As some on the Old Right have said since Bush I succeeded Reagan, open borders, free-trade globalism and wars for democracy are not conservatism, but its antithesis. And they will drown the GOP.
The Republicans jumping off the raft into the river and swimming desperately for shore testify to it more eloquently than words.
Buchanan is a buffoon.
Buchanan is a buffoon.
Good start.
Keep reading. You'll eventually get to the right part.
There's no question that PRC is a market.
There's no question that PRC also STEALS whatever they need to fill that market's needs, e.g., small engines, automobiles, etc.
Friedman bump.
Because they are ALREADY doing so.
Milwaukee newspaper ran a story on PRC "industry" last January. Nice pictures of the Chevrolet product and its duplicate PRC knockoff.
Another intelligent response from the under-educated.
Have you thought of a job fully utilizing your talents at Denny's?
Something doesn't agree with your world-view, so it doesn't exist? Smith argued that there are specific situations where tariffs are appropriate. It might come as a shock to you, but "specific" situations does not mean "all" situations.
By the way, let me know when you finish reading the Friedman article.
I forgot more than you will ever know.
buf·foon ( P ) Pronunciation Key (b-fn)
n.
A clown; a jester: a court buffoon.
A person given to clowning and joking.
A ludicrous or bumbling person; a fool.
Buchanan bump
"Americans cannot be consumers unless they are employed. Shipping all the jobs overseas may allow Wal-Mart to price every item in their store at a nickel but nobody in America will have a nickel to buy anything."

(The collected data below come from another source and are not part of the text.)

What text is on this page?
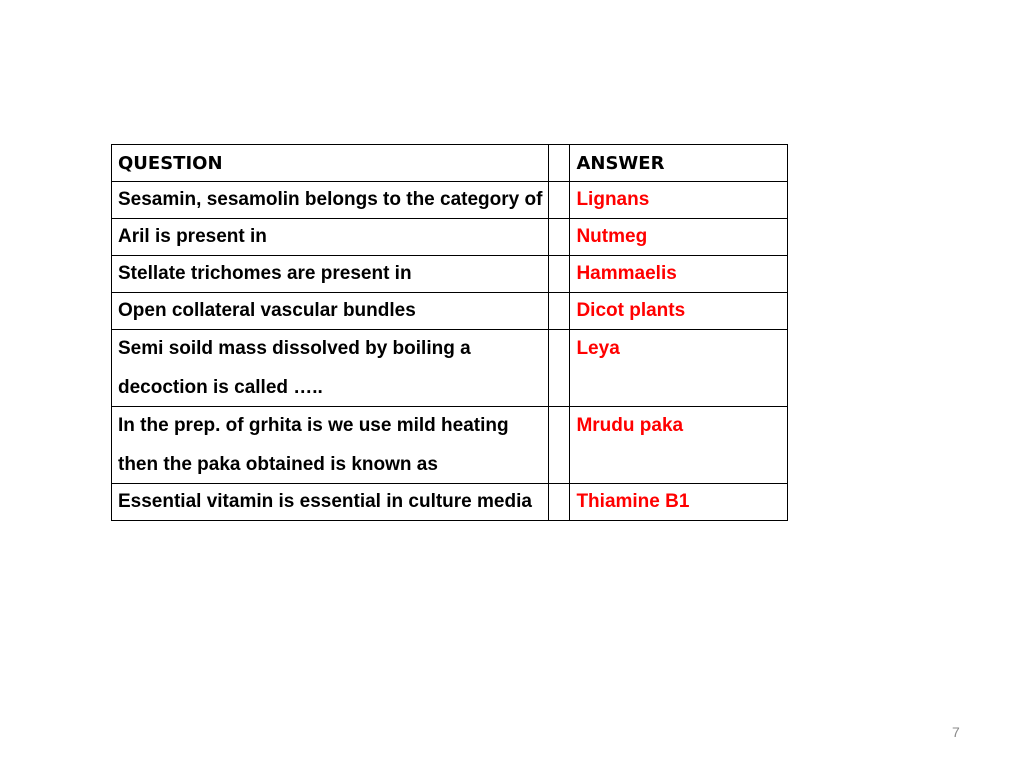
QUESTION		ANSWER
Sesamin, sesamolin belongs to the category of		Lignans
Aril is present in		Nutmeg
Stellate trichomes are present in		Hammaelis
Open collateral vascular bundles		Dicot plants

Semi soild mass dissolved by boiling a
decoction is called …..		Leya

In the prep. of grhita is we use mild heating
then the paka obtained is known as		Mrudu paka
Essential vitamin is essential in culture media		Thiamine B1
7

I guess the unemployment rate is at an all time high.
I have contemplated buying several of them, if I do, do you want a job as a dishwasher?
Quote: I guess the unemployment rate is at an all time high.
More people than ever have an extra job to make up for their main job which has low or stagnant wages.
"THE SAME MONEY REQUIRES TWICE AS LONG TO PAY AS IT DID THIRTY YEARS AGO."
And what is your solution? Impose tariffs on goods being imported, therefore driving the costs of these goods up for the consumer. As a result, their standard of living is further eroded.
The reason it takes two wages today is because 40-50% of incomes are dedicated to taxes, paying for higher prices due to government regulation and paying higher prices caused by litigation.
The most beneficial actions we could take for our economy and individual citizens, would be to lower government intrusion into business, not increase that government burden.
Yeah, sure.
Quote: Yeah, sure
hey rude go back to your college books. We out in the REAL world now what is truly going on because many of us are working 2 jobs.
After reading you post again, I'm inclined to agree with you about the need for "light industry" as a major source of labor in a society. I've always said, however, that the biggest enemy to this type of employment in the U.S. has not been the movement of manufacturing jobs overseas, but was the Industrial Revolution itself. For the first time in the history of mankind, we had advanced societies in which it was considered the norm for members of the working class to rely on major corporations for employment. As a result of this, the blacksmith, carpenter, or farmer who interacted with his customers directly became disconnected from the ultimate beneficiary of his labor (his customers). Instead of working to complete tasks or create products for his customers, he was working for a nameless, faceless corporation alongside thousands of other men whose skills were largely interchangeable.
You're working two jobs? Did you ever consider applying yourself at one, instead of surfing the 'Net and posting to bulletin boards?